彼女は、ボリュームのあるミッドナイトブルーのドレスをまとったまま、スッと右足を大きく後ろへと引き、腰を深く、床すれすれまで落とした。
その瞬間、夜会会場の空気が、肉眼で見えるかのように物理的に「重く」なった。
強烈なプレッシャーが会場を波打つように駆け巡る。ドレスの隙間から、ほんの一瞬だけ覗いた彼女のふくらはぎと太もも。それは、夜な夜な華やかな社交界で男たちと踊るためだけに作られた、か弱い肉体では断じてなかった。
幼少期より、周囲に隠れて重ねてきた地獄のような基礎鍛錬。一分の狂いもなく肉体を制御するための過酷な体幹トレーニング。それによってのみ形成される、極限まで無駄を削ぎ落とした、野生の肉体美がそこにあった。
「ル、ルミリア……? 貴様、一体何をしている……?」
エドワルド殿下の額から、一筋の冷や汗が流れ落ちる。先ほどまでの、世界を統べる王者のような絶対的な自信が、彼女の「構え」を見ただけで、本能的な恐怖へと塗り替えられていく。
ルミリアは、左手をまっすぐに前へと突き出し、手のひらを軽く開いた。右手は拳を固め、自らの顎の横へと添える。
指先の角度、関節の曲がり具合、体重の配分。そのすべてが完璧にコントロールされた、美しくも、圧倒的な破壊を予感させる禍々しい迎撃の構え。

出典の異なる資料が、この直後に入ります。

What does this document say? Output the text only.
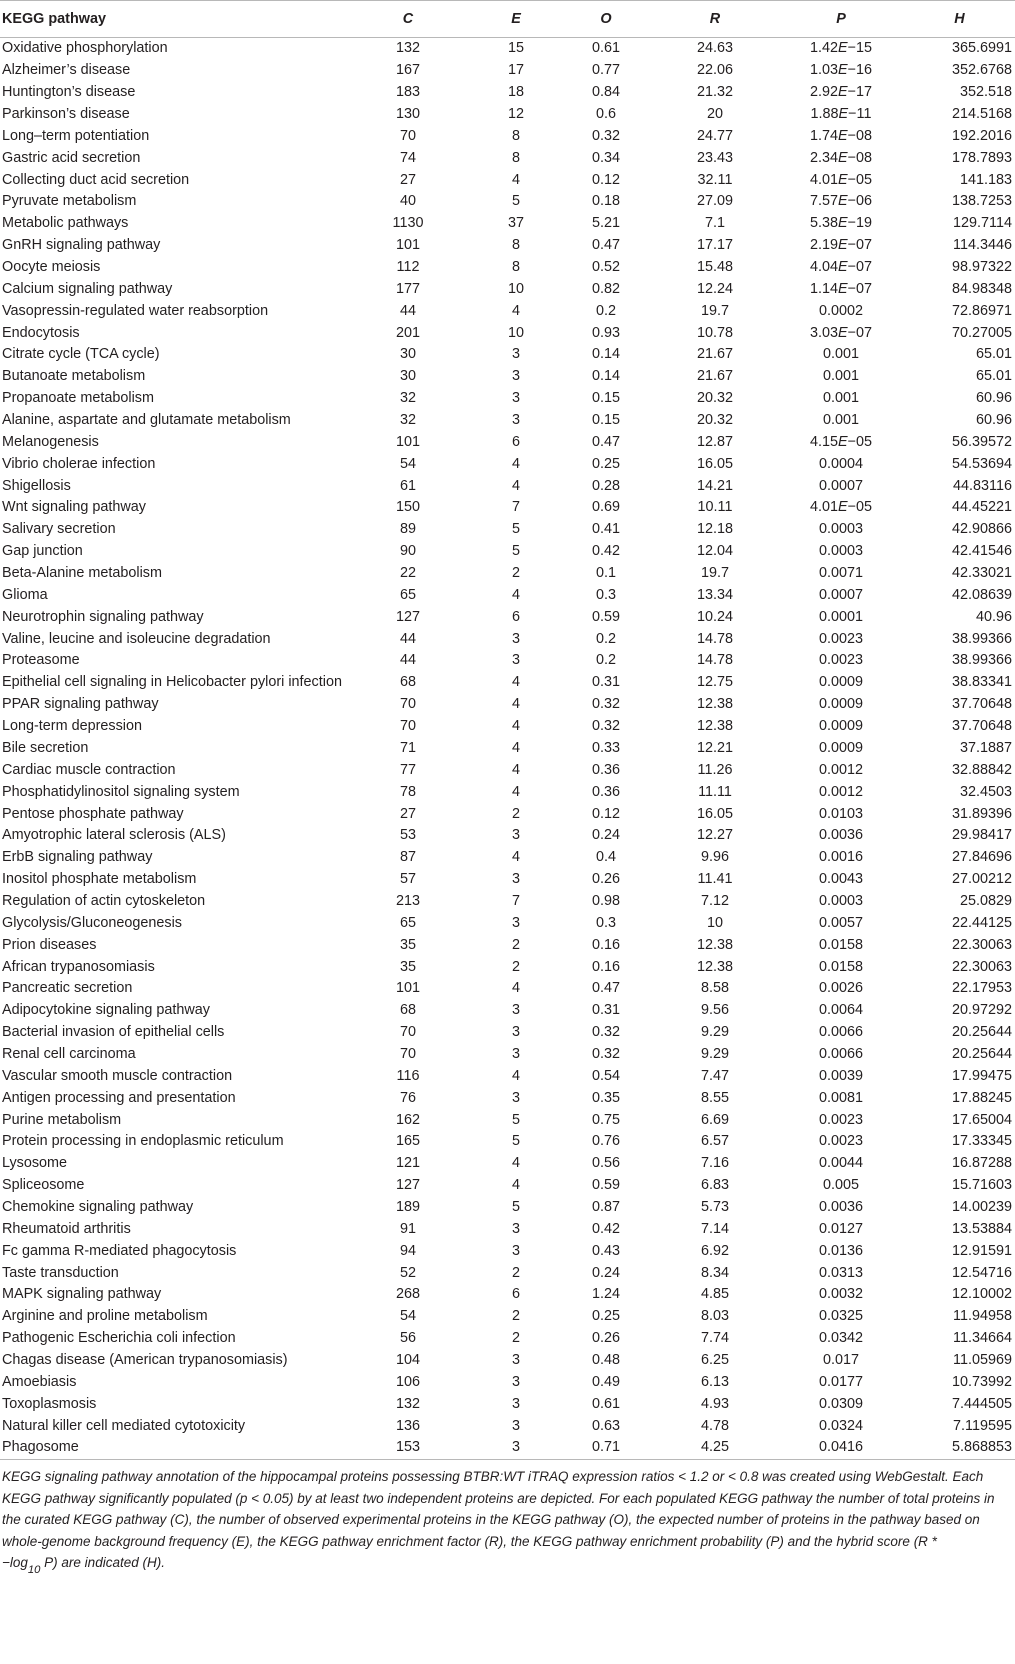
KEGG pathway	C	E	O	R	P	H
Oxidative phosphorylation	132	15	0.61	24.63	1.42E−15	365.6991
Alzheimer’s disease	167	17	0.77	22.06	1.03E−16	352.6768
Huntington’s disease	183	18	0.84	21.32	2.92E−17	352.518
Parkinson’s disease	130	12	0.6	20	1.88E−11	214.5168
Long–term potentiation	70	8	0.32	24.77	1.74E−08	192.2016
Gastric acid secretion	74	8	0.34	23.43	2.34E−08	178.7893
Collecting duct acid secretion	27	4	0.12	32.11	4.01E−05	141.183
Pyruvate metabolism	40	5	0.18	27.09	7.57E−06	138.7253
Metabolic pathways	1130	37	5.21	7.1	5.38E−19	129.7114
GnRH signaling pathway	101	8	0.47	17.17	2.19E−07	114.3446
Oocyte meiosis	112	8	0.52	15.48	4.04E−07	98.97322
Calcium signaling pathway	177	10	0.82	12.24	1.14E−07	84.98348
Vasopressin-regulated water reabsorption	44	4	0.2	19.7	0.0002	72.86971
Endocytosis	201	10	0.93	10.78	3.03E−07	70.27005
Citrate cycle (TCA cycle)	30	3	0.14	21.67	0.001	65.01
Butanoate metabolism	30	3	0.14	21.67	0.001	65.01
Propanoate metabolism	32	3	0.15	20.32	0.001	60.96
Alanine, aspartate and glutamate metabolism	32	3	0.15	20.32	0.001	60.96
Melanogenesis	101	6	0.47	12.87	4.15E−05	56.39572
Vibrio cholerae infection	54	4	0.25	16.05	0.0004	54.53694
Shigellosis	61	4	0.28	14.21	0.0007	44.83116
Wnt signaling pathway	150	7	0.69	10.11	4.01E−05	44.45221
Salivary secretion	89	5	0.41	12.18	0.0003	42.90866
Gap junction	90	5	0.42	12.04	0.0003	42.41546
Beta-Alanine metabolism	22	2	0.1	19.7	0.0071	42.33021
Glioma	65	4	0.3	13.34	0.0007	42.08639
Neurotrophin signaling pathway	127	6	0.59	10.24	0.0001	40.96
Valine, leucine and isoleucine degradation	44	3	0.2	14.78	0.0023	38.99366
Proteasome	44	3	0.2	14.78	0.0023	38.99366
Epithelial cell signaling in Helicobacter pylori infection	68	4	0.31	12.75	0.0009	38.83341
PPAR signaling pathway	70	4	0.32	12.38	0.0009	37.70648
Long-term depression	70	4	0.32	12.38	0.0009	37.70648
Bile secretion	71	4	0.33	12.21	0.0009	37.1887
Cardiac muscle contraction	77	4	0.36	11.26	0.0012	32.88842
Phosphatidylinositol signaling system	78	4	0.36	11.11	0.0012	32.4503
Pentose phosphate pathway	27	2	0.12	16.05	0.0103	31.89396
Amyotrophic lateral sclerosis (ALS)	53	3	0.24	12.27	0.0036	29.98417
ErbB signaling pathway	87	4	0.4	9.96	0.0016	27.84696
Inositol phosphate metabolism	57	3	0.26	11.41	0.0043	27.00212
Regulation of actin cytoskeleton	213	7	0.98	7.12	0.0003	25.0829
Glycolysis/Gluconeogenesis	65	3	0.3	10	0.0057	22.44125
Prion diseases	35	2	0.16	12.38	0.0158	22.30063
African trypanosomiasis	35	2	0.16	12.38	0.0158	22.30063
Pancreatic secretion	101	4	0.47	8.58	0.0026	22.17953
Adipocytokine signaling pathway	68	3	0.31	9.56	0.0064	20.97292
Bacterial invasion of epithelial cells	70	3	0.32	9.29	0.0066	20.25644
Renal cell carcinoma	70	3	0.32	9.29	0.0066	20.25644
Vascular smooth muscle contraction	116	4	0.54	7.47	0.0039	17.99475
Antigen processing and presentation	76	3	0.35	8.55	0.0081	17.88245
Purine metabolism	162	5	0.75	6.69	0.0023	17.65004
Protein processing in endoplasmic reticulum	165	5	0.76	6.57	0.0023	17.33345
Lysosome	121	4	0.56	7.16	0.0044	16.87288
Spliceosome	127	4	0.59	6.83	0.005	15.71603
Chemokine signaling pathway	189	5	0.87	5.73	0.0036	14.00239
Rheumatoid arthritis	91	3	0.42	7.14	0.0127	13.53884
Fc gamma R-mediated phagocytosis	94	3	0.43	6.92	0.0136	12.91591
Taste transduction	52	2	0.24	8.34	0.0313	12.54716
MAPK signaling pathway	268	6	1.24	4.85	0.0032	12.10002
Arginine and proline metabolism	54	2	0.25	8.03	0.0325	11.94958
Pathogenic Escherichia coli infection	56	2	0.26	7.74	0.0342	11.34664
Chagas disease (American trypanosomiasis)	104	3	0.48	6.25	0.017	11.05969
Amoebiasis	106	3	0.49	6.13	0.0177	10.73992
Toxoplasmosis	132	3	0.61	4.93	0.0309	7.444505
Natural killer cell mediated cytotoxicity	136	3	0.63	4.78	0.0324	7.119595
Phagosome	153	3	0.71	4.25	0.0416	5.868853
KEGG signaling pathway annotation of the hippocampal proteins possessing BTBR:WT iTRAQ expression ratios < 1.2 or < 0.8 was created using WebGestalt. Each KEGG pathway significantly populated (p < 0.05) by at least two independent proteins are depicted. For each populated KEGG pathway the number of total proteins in the curated KEGG pathway (C), the number of observed experimental proteins in the KEGG pathway (O), the expected number of proteins in the pathway based on whole-genome background frequency (E), the KEGG pathway enrichment factor (R), the KEGG pathway enrichment probability (P) and the hybrid score (R *
$-\log_{10}$ P) are indicated (H).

ルミリアは、怯える婚約者を真っ直ぐに見据え、静かに、しかし会場の全員の鼓膜に直接響くような声で告げた。
「では、エドワルド殿下。言葉の代わりに――拳で真実を語り合いましょう」
「……は? 拳……?」
殿下がその言葉の意味を脳内で処理しきれず、完全に呆気に取られた、まさにその刹那。
ルミリアの白い裸足が、王宮の床を爆音と共に蹴り抜く。
ブゥゥゥゥンッッ!!!
ドン、という衝撃音が遅れて響く。最高級の大理石が、まるで爆弾でも炸裂したかのようにクレーター状に爆ぜて四方に飛び散った。
ルミリアの身体は、人間の動体視力を遥かに置き去りにし、一瞬で音速の壁を突破した。彼女が元いた場所には、あまりの急加速によって生じた、白い衝撃波の輪がクッキリと残されている。
「なっ――アッ!?」
エドワルド殿下が驚愕に目を見開いた時には、すでに目の前に、圧倒的な「死」の気配が迫っていた。
ルミリアの放った、文字通り神速の右ストレート。
拳が前方の空気を過剰に圧縮し、赤黒い熱量の光条を纏いながら、殿下の美しい顔面へと肉薄する。
「おおおおお!」
ルミリアの口から放たれたのは、令嬢のそれとは思えぬ、地鳴りのような気迫の咆哮。
彼女の拳が描く軌道は、ただひたすらに真っ直ぐ。悪意も、憎しみも、言い訳もない。ただ、エドワルドという一人の男の魂の芯を捉え、その本音を引きずり出そうとする、純粋な「武」の弾道。
華やかであるはずの断罪の夜会は、開始からわずか数十秒で、激しい爆風と、砕け散った大理石の白煙が激しく立ち込める、超次元の戦線へと姿を変えたのである。